IMF official sees first payout to Egypt at around $2.5 billion

The International Monetary Fund's initial loan payment to Egypt will be about $2.5 billion, a senior IMF official said on Friday, adding that he hoped to secure board approval for the program within the next month.
Masood Ahmed, director of the IMF's Middle East department, said that the $12 billion loan program would contain conditions that include reducing Egypt's budget deficit and making its currency exchange rate system more market-driven.
The IMF and Egyptian authorities were "making good progress" on talks with China, Saudi Arabia and some G7 countries to provide about $5 billion to $6 billion in additional bilateral financing needed for the program's first year.

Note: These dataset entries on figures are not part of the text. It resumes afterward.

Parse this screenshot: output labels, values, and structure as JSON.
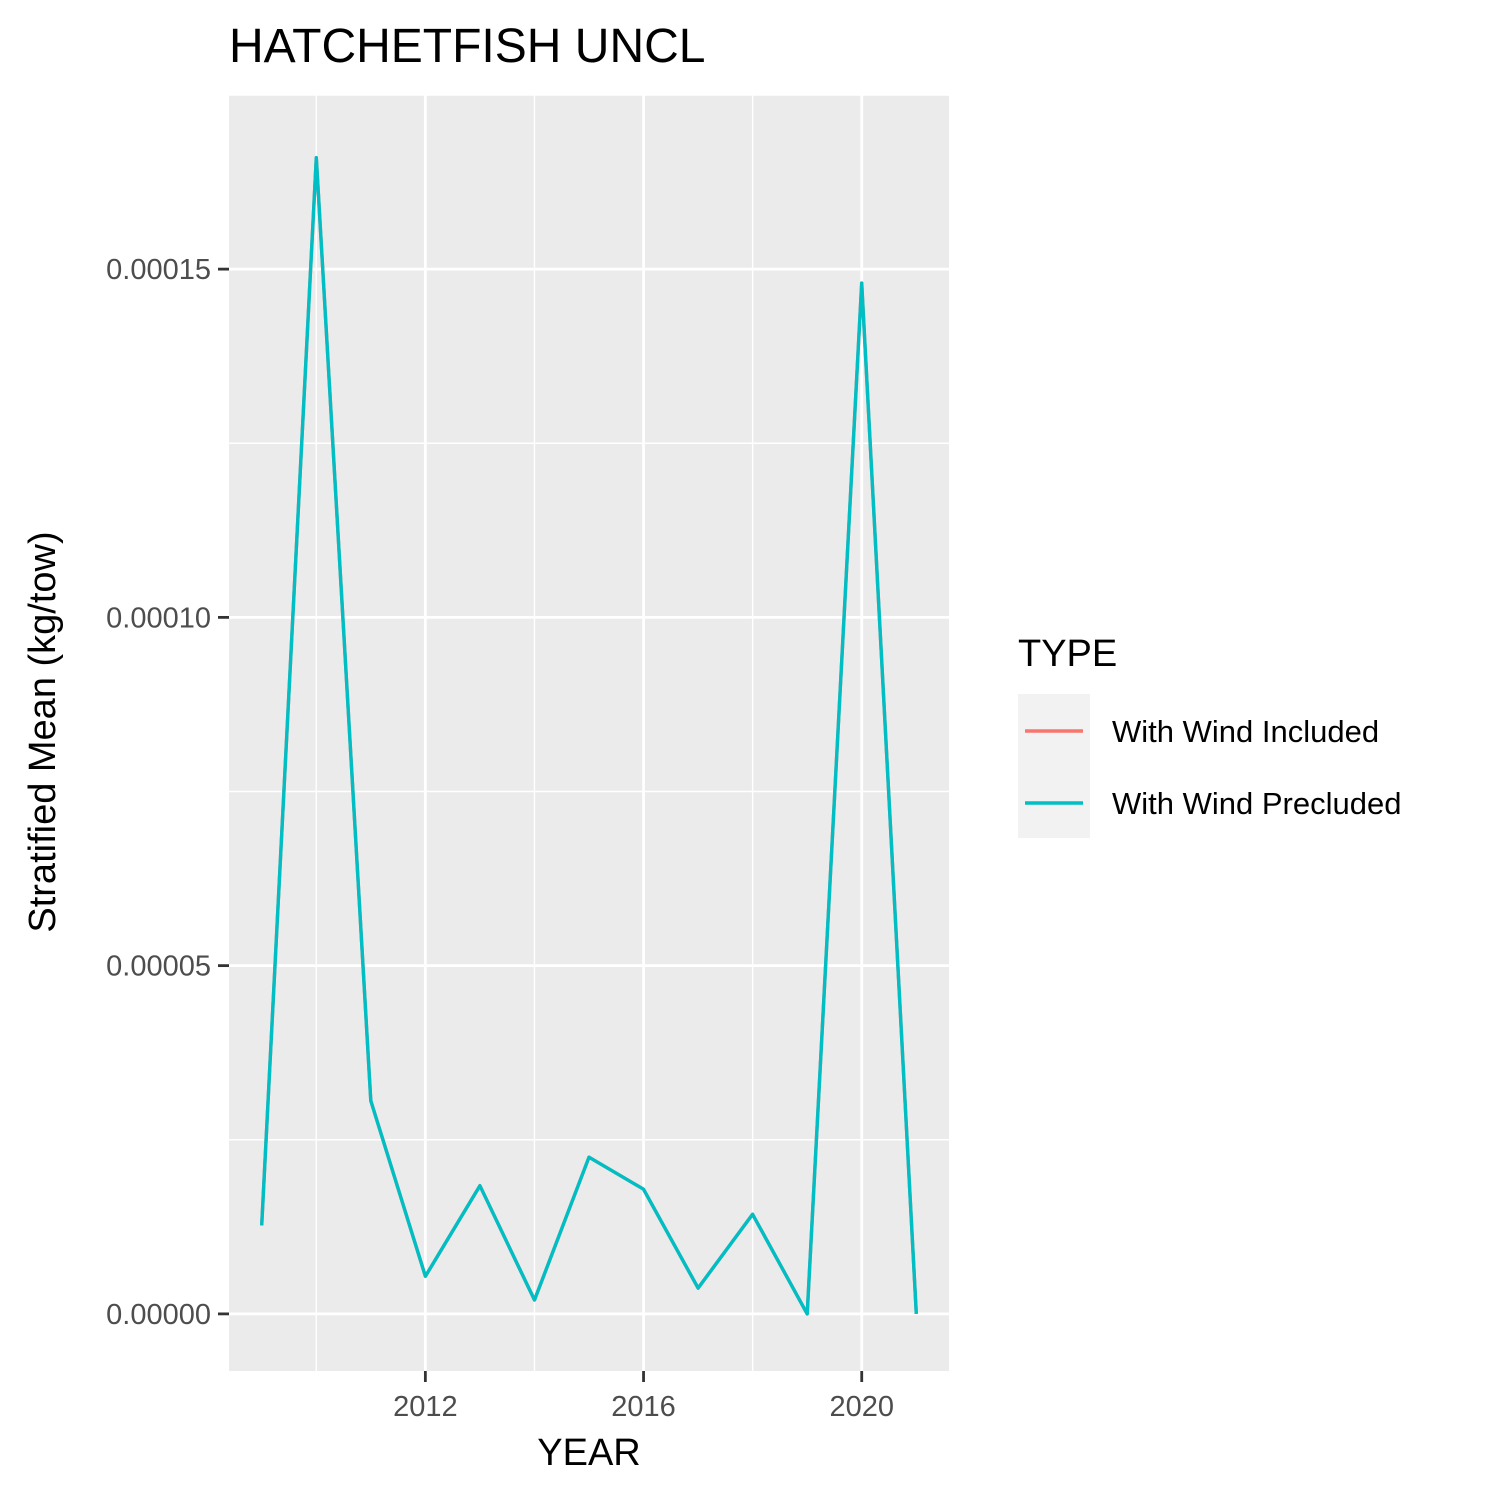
{
  "chart_data": {
    "type": "line",
    "title": "HATCHETFISH UNCL",
    "xlabel": "YEAR",
    "ylabel": "Stratified Mean (kg/tow)",
    "xlim": [
      2008.4,
      2021.6
    ],
    "ylim": [
      -8.2e-06,
      0.000175
    ],
    "x_ticks": [
      2012,
      2016,
      2020
    ],
    "x_tick_labels": [
      "2012",
      "2016",
      "2020"
    ],
    "y_ticks": [
      0,
      5e-05,
      0.0001,
      0.00015
    ],
    "y_tick_labels": [
      "0.00000",
      "0.00005",
      "0.00010",
      "0.00015"
    ],
    "grid": true,
    "legend": {
      "title": "TYPE",
      "position": "right",
      "entries": [
        "With Wind Included",
        "With Wind Precluded"
      ]
    },
    "series": [
      {
        "name": "With Wind Included",
        "color": "#F8766D",
        "x": [
          2009,
          2010,
          2011,
          2012,
          2013,
          2014,
          2015,
          2016,
          2017,
          2018,
          2019,
          2020,
          2021
        ],
        "y": [
          1.27e-05,
          0.000166,
          3.06e-05,
          5.4e-06,
          1.84e-05,
          2e-06,
          2.25e-05,
          1.79e-05,
          3.7e-06,
          1.43e-05,
          0.0,
          0.000148,
          0.0
        ]
      },
      {
        "name": "With Wind Precluded",
        "color": "#00BFC4",
        "x": [
          2009,
          2010,
          2011,
          2012,
          2013,
          2014,
          2015,
          2016,
          2017,
          2018,
          2019,
          2020,
          2021
        ],
        "y": [
          1.27e-05,
          0.000166,
          3.06e-05,
          5.4e-06,
          1.84e-05,
          2e-06,
          2.25e-05,
          1.79e-05,
          3.7e-06,
          1.43e-05,
          0.0,
          0.000148,
          0.0
        ]
      }
    ],
    "colors": {
      "panel_background": "#EBEBEB",
      "grid_line": "#FFFFFF",
      "legend_key_background": "#F2F2F2",
      "tick_text": "#4D4D4D"
    }
  }
}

"What I can say today is that we're making very good progress on that and I'm hopeful that we will be able to be in position to firm up these financing pledges in the coming weeks. I'm hopeful by the end of this month, early next month, we can be in a position then to go to the IMF board with a program," Ahmed said at a news conference.
Ahmed confirmed the IMF would not be making a final announcement on the program during the course of the IMF's annual meetings.
Egypt's economy has been struggling since an uprising in 2011 ushered in political instability that drove away tourists and foreign investors, major earners of foreign currency.
As part of a reform program that formed the basis of a $12 billion, three-year loan agreed with the IMF, Egypt approved a long-awaited value-added-tax of 13 percent.
The IMF also wants Egypt to focus monetary policy on easing the chronic dollar shortage and reduce inflation to single digits.
Ahmed said while Egypt's economy was strong, it faced many challenges, including stabilizing the macro-economy by containing the budget deficit, bringing down debt levels and "getting rid of the imbalance in the foreign exchange market and moving to a foreign exchange system which is going to be more flexible when the price of foreign exchange is determined by supply and demand."